The former commissioner, now Lord Blair, has demanded to know why he was kept in the dark about the existence of the report, the newspaper added. He saw the internal intelligence document, written in 2006, for the first time only earlier this year.

Lord Blair, who was commissioner from 2005 to 2008, has submitted the file to the Yard's Operation Weeting - the continuing investigation into the hacking scandal - with a series of questions about why he was not told about it when he was in office and what action was taken to investigate the leaks.

The newspaper said that among the key figures on the management board was Dick Fedorcio, the former Met communications chief who resigned last month after gross misconduct allegations were launched against him over the decision to hire former News of the World executive Neil Wallis in 2009 to provide PR advice for the force.

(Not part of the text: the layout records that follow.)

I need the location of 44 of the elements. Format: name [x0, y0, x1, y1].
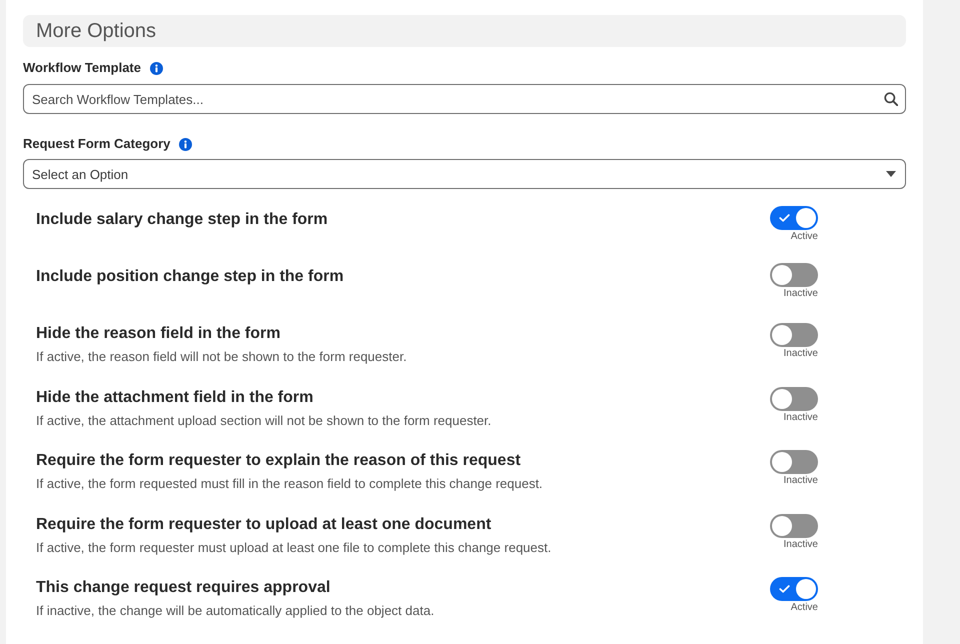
- toggle-status: Inactive: [784, 412, 818, 424]
- toggle-knob: [772, 516, 792, 536]
- toggle-status: Active: [790, 231, 818, 243]
- setting-title: Require the form requester to upload at least one document: [36, 514, 492, 534]
- toggle-status: Inactive: [784, 475, 818, 487]
- toggle-knob: [772, 265, 792, 285]
- setting-title: Hide the reason field in the form: [36, 324, 280, 344]
- setting-title: This change request requires approval: [36, 578, 330, 598]
- toggle-switch[interactable]: [770, 386, 818, 410]
- toggle-status: Inactive: [784, 538, 818, 550]
- section-title: More Options: [36, 19, 156, 43]
- toggle-switch[interactable]: [770, 450, 818, 474]
- caret-icon: [886, 171, 896, 177]
- setting-description: If active, the reason field will not be shown to the form requester.: [36, 348, 407, 366]
- toggle-status: Active: [790, 602, 818, 614]
- toggle-switch[interactable]: [770, 323, 818, 347]
- toggle-switch[interactable]: [770, 514, 818, 538]
- dropdown-field[interactable]: Select an Option: [23, 159, 906, 189]
- setting-description: If active, the attachment upload section will not be shown to the form requester.: [36, 412, 492, 430]
- setting-description: If active, the form requester must upload at least one file to complete this change request.: [36, 538, 552, 556]
- search-field[interactable]: Search Workflow Templates...: [23, 84, 906, 114]
- info-icon[interactable]: [179, 138, 192, 150]
- check-icon: [779, 214, 790, 222]
- toggle-switch[interactable]: [770, 263, 818, 287]
- toggle-knob: [796, 208, 816, 228]
- toggle-knob: [772, 325, 792, 345]
- toggle-knob: [772, 452, 792, 472]
- setting-title: Include salary change step in the form: [36, 210, 328, 230]
- toggle-knob: [796, 579, 816, 599]
- check-icon: [779, 585, 790, 593]
- field-label: Request Form Category: [23, 136, 170, 152]
- toggle-status: Inactive: [784, 348, 818, 360]
- toggle-knob: [772, 388, 792, 408]
- toggle-status: Inactive: [784, 288, 818, 300]
- search-icon[interactable]: [884, 92, 898, 106]
- setting-title: Require the form requester to explain the reason of this request: [36, 451, 521, 471]
- field-label: Workflow Template: [23, 60, 141, 76]
- info-icon[interactable]: [150, 62, 163, 74]
- toggle-switch[interactable]: [770, 206, 818, 230]
- setting-description: If active, the form requested must fill in the reason field to complete this change request.: [36, 475, 543, 493]
- setting-title: Hide the attachment field in the form: [36, 388, 314, 408]
- toggle-switch[interactable]: [770, 577, 818, 601]
- setting-title: Include position change step in the form: [36, 267, 344, 287]
- setting-description: If inactive, the change will be automatically applied to the object data.: [36, 602, 434, 620]
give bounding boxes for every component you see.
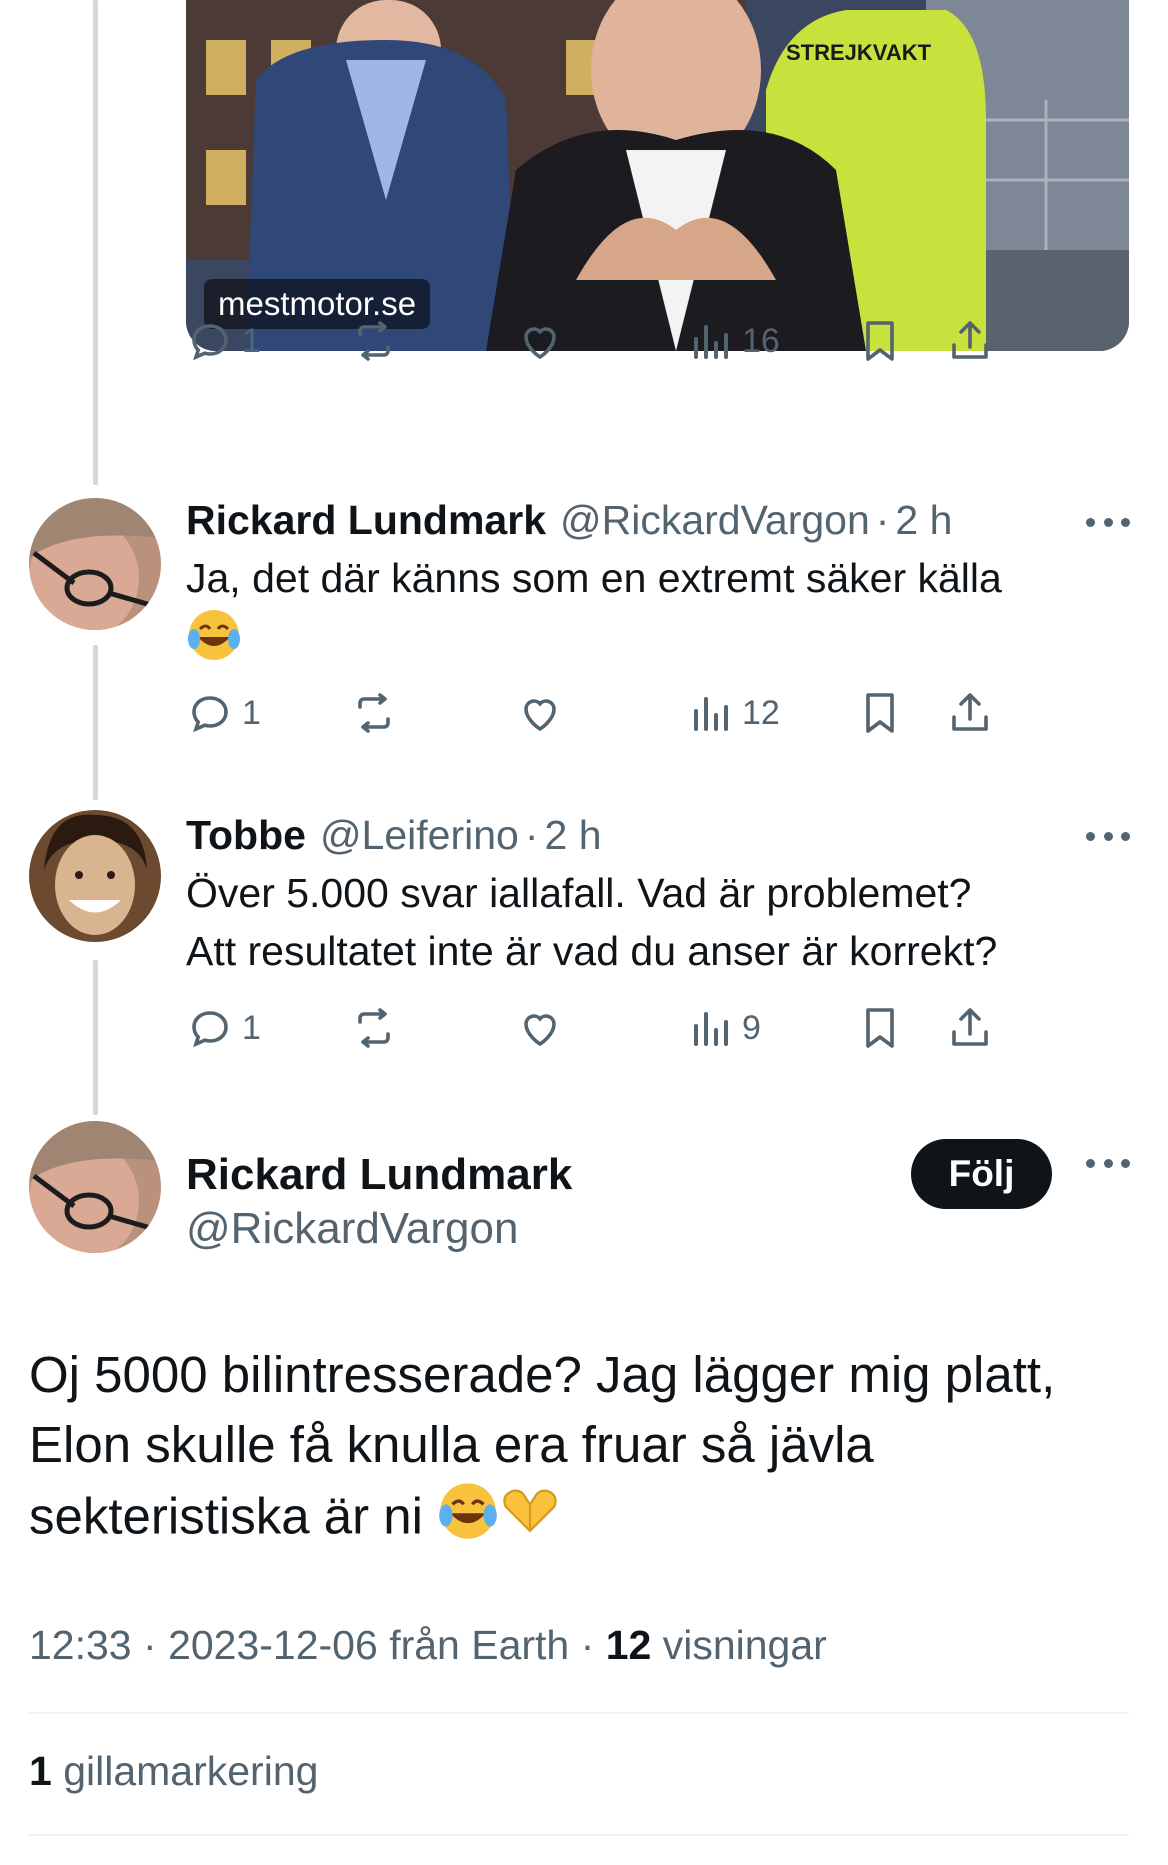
action-bar: 1 12 [186,685,1129,741]
reply-count: 1 [242,693,261,732]
user-handle[interactable]: @RickardVargon [186,1204,518,1254]
tears-of-joy-emoji [186,607,242,678]
avatar-image [29,498,161,630]
display-name[interactable]: Rickard Lundmark [186,497,546,544]
display-name[interactable]: Tobbe [186,812,306,859]
views-count: 9 [742,1008,761,1047]
share-button[interactable] [946,1000,994,1056]
tweet-body-line: Över 5.000 svar iallafall. Vad är proble… [186,870,972,916]
divider [29,1712,1129,1714]
bookmark-icon [866,321,894,361]
reply-button[interactable]: 1 [186,313,261,369]
heart-hands-emoji [499,1480,561,1560]
share-button[interactable] [946,685,994,741]
tweet-date[interactable]: 2023-12-06 [168,1622,378,1668]
tweet-text: Ja, det där känns som en extremt säker k… [186,549,1136,678]
tweet-body-line: Elon skulle få knulla era fruar så jävla [29,1416,874,1473]
tweet-thread: STREJKVAKT mestmotor.se 1 16 Rickard Lun… [0,0,1168,1865]
views-count: 12 [605,1622,652,1668]
follow-button[interactable]: Följ [911,1139,1052,1209]
reply-button[interactable]: 1 [186,685,261,741]
thread-line [93,960,98,1115]
retweet-button[interactable] [350,313,398,369]
avatar[interactable] [29,1121,161,1253]
action-bar: 1 16 [186,313,1129,369]
action-bar: 1 9 [186,1000,1129,1056]
tweet-header: Rickard Lundmark @RickardVargon · 2 h [186,497,952,549]
reply-icon [192,324,228,361]
views-button[interactable]: 9 [686,1000,761,1056]
views-icon [694,325,728,359]
avatar-image [29,1121,161,1253]
views-label: visningar [662,1622,827,1668]
separator: · [524,812,539,858]
heart-icon [524,327,556,360]
tweet-time[interactable]: 12:33 [29,1622,132,1668]
retweet-button[interactable] [350,1000,398,1056]
reply-count: 1 [242,1008,261,1047]
tweet-meta: 12:33 · 2023-12-06 från Earth · 12 visni… [29,1622,827,1668]
heart-icon [524,699,556,732]
link-card-image[interactable]: STREJKVAKT mestmotor.se [186,0,1129,351]
thread-line [93,0,98,485]
user-handle[interactable]: @RickardVargon [560,497,870,544]
heart-icon [524,1014,556,1047]
tweet-text: Över 5.000 svar iallafall. Vad är proble… [186,864,1136,980]
views-icon [694,1012,728,1046]
reply-count: 1 [242,321,261,360]
reply-icon [192,696,228,733]
display-name[interactable]: Rickard Lundmark [186,1150,572,1200]
avatar[interactable] [29,810,161,942]
bookmark-button[interactable] [856,313,904,369]
likes-summary[interactable]: 1 gillamarkering [29,1748,318,1795]
more-options-button[interactable] [1086,826,1130,846]
like-button[interactable] [516,1000,564,1056]
bookmark-icon [866,693,894,733]
share-icon [952,693,988,731]
more-options-button[interactable] [1086,1153,1130,1173]
reply-button[interactable]: 1 [186,1000,261,1056]
share-icon [952,321,988,359]
tears-of-joy-emoji [437,1480,499,1560]
divider [29,1834,1129,1836]
like-button[interactable] [516,685,564,741]
tweet-body-line: Oj 5000 bilintresserade? Jag lägger mig … [29,1346,1056,1403]
views-button[interactable]: 12 [686,685,780,741]
retweet-icon [358,1008,390,1048]
thread-line [93,645,98,800]
tweet-text: Oj 5000 bilintresserade? Jag lägger mig … [29,1340,1129,1560]
retweet-button[interactable] [350,685,398,741]
tweet-body: Ja, det där känns som en extremt säker k… [186,555,1002,601]
bookmark-button[interactable] [856,685,904,741]
timestamp[interactable]: 2 h [545,812,602,859]
views-icon [694,697,728,731]
timestamp[interactable]: 2 h [895,497,952,544]
separator: · [875,497,890,543]
views-count: 16 [742,321,780,360]
tweet-header: Tobbe @Leiferino · 2 h [186,812,602,864]
reply-icon [192,1011,228,1048]
bookmark-button[interactable] [856,1000,904,1056]
tweet-source: från Earth [389,1622,570,1668]
share-icon [952,1008,988,1046]
retweet-icon [358,693,390,733]
tweet-body-line: Att resultatet inte är vad du anser är k… [186,928,998,974]
vest-text: STREJKVAKT [786,40,932,65]
avatar-image [29,810,161,942]
views-count: 12 [742,693,780,732]
share-button[interactable] [946,313,994,369]
like-button[interactable] [516,313,564,369]
likes-count: 1 [29,1748,52,1794]
user-handle[interactable]: @Leiferino [320,812,519,859]
views-button[interactable]: 16 [686,313,780,369]
more-options-button[interactable] [1086,512,1130,532]
bookmark-icon [866,1008,894,1048]
likes-label: gillamarkering [63,1748,319,1794]
avatar[interactable] [29,498,161,630]
tweet-body-line: sekteristiska är ni [29,1487,423,1545]
retweet-icon [358,321,390,361]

Mr Wallis was arrested on suspicion of phone-hacking last July but has not been charged.

Mr Fedorcio told the newspaper he had played no part in the leaking of information, saying: "I have no knowledge of this."

A Scotland Yard spokesman said: "The intelligence report referred to dates from several years ago. It did not identify an individual as the source of information allegedly being disclosed from the MPS (Metropolitan Police Service) Management Board and it did not warrant further action at that time. This remains the case and it is not being investigated by Operations Weeting, Elveden or Tuleta, the phone hacking and related inquiries being led by DAC (Deputy Assistant Commissioner) Sue Akers."

News International, former publisher of the News of the World, which it closed in the row over phone hacking, had no comment.